■ Vorschlag: Burhan Öcals Istanbul Oriental Ensemble in der Passionskirche
Mit dem Begriff „Zigeunermusik“ verbindet man fürchterliche Assoziationen, meist nicht nur folkloristische. Doch mit popularisierter Touristenvolksmusik hat das Istanbul Oriental Ensemble herzlich wenig am Hut: Mit subtilen Improvisationen und hoher Virtuosität demonstrieren sie die hohe Kunst der Taksim – so heißen die solistischen Abschnitte, die in der türkischen Kunstmusik eine wichtige Rolle spielen. Roma- Musiker übernahmen die Taksim-Improvisationen einst in ihre Musik, wie sie sich auch von anderen Musiktraditionen beeinflussen ließen.
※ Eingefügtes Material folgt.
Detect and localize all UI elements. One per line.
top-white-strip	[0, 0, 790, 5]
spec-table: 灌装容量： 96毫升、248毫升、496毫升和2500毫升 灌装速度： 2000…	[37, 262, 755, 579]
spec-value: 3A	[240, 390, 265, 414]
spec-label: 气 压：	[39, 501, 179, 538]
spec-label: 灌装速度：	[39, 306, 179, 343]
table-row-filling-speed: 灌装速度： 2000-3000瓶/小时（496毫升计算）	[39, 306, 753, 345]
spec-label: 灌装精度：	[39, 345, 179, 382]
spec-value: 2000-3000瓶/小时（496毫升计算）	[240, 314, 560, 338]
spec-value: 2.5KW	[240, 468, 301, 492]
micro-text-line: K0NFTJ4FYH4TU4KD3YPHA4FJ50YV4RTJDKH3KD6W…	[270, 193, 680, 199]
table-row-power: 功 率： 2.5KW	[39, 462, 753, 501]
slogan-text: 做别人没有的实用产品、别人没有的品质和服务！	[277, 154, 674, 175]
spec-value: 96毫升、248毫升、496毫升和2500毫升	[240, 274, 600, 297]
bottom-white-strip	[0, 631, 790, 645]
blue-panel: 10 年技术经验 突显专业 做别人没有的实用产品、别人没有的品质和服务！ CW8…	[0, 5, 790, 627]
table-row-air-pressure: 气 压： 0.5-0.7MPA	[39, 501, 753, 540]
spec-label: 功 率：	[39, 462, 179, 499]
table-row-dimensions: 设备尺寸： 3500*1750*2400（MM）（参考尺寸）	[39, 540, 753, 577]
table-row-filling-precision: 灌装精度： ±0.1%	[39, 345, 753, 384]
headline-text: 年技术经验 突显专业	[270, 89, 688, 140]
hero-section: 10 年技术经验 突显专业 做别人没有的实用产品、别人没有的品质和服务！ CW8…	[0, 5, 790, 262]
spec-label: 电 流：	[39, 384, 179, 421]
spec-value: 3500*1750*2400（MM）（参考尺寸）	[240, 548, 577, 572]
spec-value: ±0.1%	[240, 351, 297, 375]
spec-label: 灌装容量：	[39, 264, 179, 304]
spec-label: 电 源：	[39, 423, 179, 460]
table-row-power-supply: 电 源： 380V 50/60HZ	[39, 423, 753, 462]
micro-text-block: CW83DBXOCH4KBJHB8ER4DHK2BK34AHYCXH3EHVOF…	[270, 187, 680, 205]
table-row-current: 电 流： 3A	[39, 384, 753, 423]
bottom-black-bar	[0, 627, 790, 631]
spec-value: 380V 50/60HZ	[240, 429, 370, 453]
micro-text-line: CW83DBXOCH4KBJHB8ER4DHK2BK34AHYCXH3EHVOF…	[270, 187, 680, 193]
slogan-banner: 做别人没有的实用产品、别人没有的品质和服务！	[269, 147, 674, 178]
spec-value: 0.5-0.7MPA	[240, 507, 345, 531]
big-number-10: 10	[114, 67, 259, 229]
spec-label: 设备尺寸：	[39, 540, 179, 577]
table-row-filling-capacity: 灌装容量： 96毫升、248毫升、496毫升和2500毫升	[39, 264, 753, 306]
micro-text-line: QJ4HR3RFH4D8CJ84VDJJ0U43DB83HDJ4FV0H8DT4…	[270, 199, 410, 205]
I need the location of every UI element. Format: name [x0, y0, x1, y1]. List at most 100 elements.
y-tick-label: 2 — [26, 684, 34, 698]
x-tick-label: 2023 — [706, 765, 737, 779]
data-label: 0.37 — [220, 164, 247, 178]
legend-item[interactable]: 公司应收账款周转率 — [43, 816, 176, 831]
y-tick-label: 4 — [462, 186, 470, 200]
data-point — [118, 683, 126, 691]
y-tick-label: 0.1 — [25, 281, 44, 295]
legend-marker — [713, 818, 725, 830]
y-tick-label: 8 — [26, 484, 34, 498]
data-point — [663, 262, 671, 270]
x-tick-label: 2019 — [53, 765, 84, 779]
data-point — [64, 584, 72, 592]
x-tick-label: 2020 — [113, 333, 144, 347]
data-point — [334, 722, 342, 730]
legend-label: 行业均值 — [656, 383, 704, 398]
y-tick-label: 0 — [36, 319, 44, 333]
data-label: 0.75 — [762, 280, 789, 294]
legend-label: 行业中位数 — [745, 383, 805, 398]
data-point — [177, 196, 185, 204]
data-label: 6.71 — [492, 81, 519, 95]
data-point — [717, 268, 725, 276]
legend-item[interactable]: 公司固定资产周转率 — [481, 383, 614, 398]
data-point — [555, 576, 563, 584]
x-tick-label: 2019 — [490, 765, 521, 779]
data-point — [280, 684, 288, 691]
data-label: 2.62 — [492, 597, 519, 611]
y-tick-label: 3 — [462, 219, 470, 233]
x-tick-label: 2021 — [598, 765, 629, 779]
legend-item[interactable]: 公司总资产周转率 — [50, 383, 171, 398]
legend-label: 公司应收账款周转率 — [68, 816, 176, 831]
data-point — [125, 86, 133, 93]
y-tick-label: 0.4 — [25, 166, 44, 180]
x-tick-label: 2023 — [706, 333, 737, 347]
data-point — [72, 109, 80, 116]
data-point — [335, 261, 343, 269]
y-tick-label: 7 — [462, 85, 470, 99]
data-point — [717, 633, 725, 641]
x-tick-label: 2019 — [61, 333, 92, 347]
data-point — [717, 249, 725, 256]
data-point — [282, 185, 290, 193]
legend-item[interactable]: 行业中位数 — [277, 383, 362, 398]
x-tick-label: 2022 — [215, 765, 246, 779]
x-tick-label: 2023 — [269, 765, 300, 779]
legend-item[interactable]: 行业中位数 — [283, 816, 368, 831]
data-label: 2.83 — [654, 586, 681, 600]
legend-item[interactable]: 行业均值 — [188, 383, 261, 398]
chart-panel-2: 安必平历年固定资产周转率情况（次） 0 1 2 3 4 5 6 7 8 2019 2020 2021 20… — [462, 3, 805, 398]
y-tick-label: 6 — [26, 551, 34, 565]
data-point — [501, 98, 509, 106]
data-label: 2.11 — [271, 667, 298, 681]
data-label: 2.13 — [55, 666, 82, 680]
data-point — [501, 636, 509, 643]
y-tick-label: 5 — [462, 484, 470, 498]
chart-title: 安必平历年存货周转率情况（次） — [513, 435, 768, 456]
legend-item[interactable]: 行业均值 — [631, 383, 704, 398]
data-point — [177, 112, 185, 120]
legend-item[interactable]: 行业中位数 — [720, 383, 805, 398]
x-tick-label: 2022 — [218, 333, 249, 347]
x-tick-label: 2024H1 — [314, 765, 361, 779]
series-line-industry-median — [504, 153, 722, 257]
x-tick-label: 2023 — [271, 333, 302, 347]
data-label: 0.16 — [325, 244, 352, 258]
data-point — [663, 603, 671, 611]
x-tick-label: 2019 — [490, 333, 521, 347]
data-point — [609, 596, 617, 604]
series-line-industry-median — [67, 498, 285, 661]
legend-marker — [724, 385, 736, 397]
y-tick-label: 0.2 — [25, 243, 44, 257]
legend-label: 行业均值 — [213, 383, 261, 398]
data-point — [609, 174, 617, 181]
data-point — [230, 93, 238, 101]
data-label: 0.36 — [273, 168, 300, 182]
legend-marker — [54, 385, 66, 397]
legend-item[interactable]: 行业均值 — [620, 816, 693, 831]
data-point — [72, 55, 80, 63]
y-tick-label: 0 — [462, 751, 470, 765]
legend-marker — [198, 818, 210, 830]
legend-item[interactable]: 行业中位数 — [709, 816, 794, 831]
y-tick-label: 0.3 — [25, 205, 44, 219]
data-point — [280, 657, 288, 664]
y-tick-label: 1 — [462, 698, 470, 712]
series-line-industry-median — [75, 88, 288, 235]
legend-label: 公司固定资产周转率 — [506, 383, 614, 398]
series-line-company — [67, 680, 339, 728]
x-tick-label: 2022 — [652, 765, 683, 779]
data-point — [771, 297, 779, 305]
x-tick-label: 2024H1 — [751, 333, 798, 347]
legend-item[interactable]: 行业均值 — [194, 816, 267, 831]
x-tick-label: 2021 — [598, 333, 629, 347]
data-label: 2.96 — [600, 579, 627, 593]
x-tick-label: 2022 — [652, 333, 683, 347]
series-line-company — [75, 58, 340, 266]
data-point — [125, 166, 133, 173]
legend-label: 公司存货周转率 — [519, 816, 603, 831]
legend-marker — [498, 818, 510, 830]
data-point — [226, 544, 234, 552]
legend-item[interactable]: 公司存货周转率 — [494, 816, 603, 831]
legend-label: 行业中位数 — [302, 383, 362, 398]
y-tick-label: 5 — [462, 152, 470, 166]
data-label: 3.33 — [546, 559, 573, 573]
Fast tausend Jahre schon spielen Roma-Musiker eine wichtige Rolle in der Musik der Region des Dreiländerecks zwischen den heutigen Staaten Bulgarien, Griechenland und der Türkei. Besonders Städte wie Edirne, Izmir und natürlich Istanbul waren dabei die kosmopolitischen Zentren in der Zeit des 18. und 19. Jahrhunderts. Die unterschiedlichen kulturellen Einflüsse lassen sich bereits am Instrumentarium ablesen: Die Trommel Darbuka und die Langhalslaute Oud stammen aus dem arabischen Raum, Klarinette und Geige vom Balkan. Die Saitenzither Kanun entstammt der türkischen Kunstmusik.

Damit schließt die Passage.